I think the organisation you may be referring to is the Society of Chartered Surveyors (www.scsi.ie). I usually mention them in regard to properly valuing your house as it's often the case people mistakenly insure property for what it's worth if they were to sell it, when the correct valuation is the cost of re-building it, which is substantially lower. The SCSI (and many insurance companies) have valuation calculators on their websites so you can get a better idea of this. You can instantly reduce your quote by changing this figure. Then, be realistic about your contents. Many of us insure for far more than we would actually get in the event of a claim.

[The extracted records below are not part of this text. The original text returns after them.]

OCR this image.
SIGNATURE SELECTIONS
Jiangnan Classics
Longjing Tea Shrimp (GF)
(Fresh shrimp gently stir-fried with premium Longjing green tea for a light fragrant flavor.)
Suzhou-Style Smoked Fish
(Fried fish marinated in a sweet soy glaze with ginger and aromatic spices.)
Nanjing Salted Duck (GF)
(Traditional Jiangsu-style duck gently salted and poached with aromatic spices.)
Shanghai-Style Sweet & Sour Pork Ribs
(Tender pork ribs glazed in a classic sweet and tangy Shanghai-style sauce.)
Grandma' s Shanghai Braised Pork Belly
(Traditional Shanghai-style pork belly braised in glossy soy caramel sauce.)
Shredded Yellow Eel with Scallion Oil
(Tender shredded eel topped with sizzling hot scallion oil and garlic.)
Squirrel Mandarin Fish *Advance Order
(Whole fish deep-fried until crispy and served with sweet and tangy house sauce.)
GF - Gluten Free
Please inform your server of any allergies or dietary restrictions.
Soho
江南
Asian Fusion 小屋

Only list genuine valuables (say over €2,000) on the 'All Risks' section (which will be priced individually), everything else can go under general contents.
The Ryan Review
What's good for the goose is good for the gander and while some banks haven't been slow in cutting interest rates for mortgage borrowers… they haven't forgotten depositors.
The beleaguered saver is a hardy species. Over €100 billion is on deposit from ordinary households in banks, credit unions and post offices - an enormous sum languishing for no purpose other than to be minded. Indeed, inflation can mean a net negative return, which would normally see the cash withdrawn rapidly and put into better return vehicles, or spent. That we're not doing that means people are still smarting from financial fallout and despite the economy booming again, we have long memories.
Both AIB and KBC have announced cuts to savings rates, albeit from a drastically low base (1pc to 0.9pc in the former's case which will hardly amount to a hill of beans for either bank or customer). The only comfort customers should get is that it signals nobody expects mortgage rates to rise now.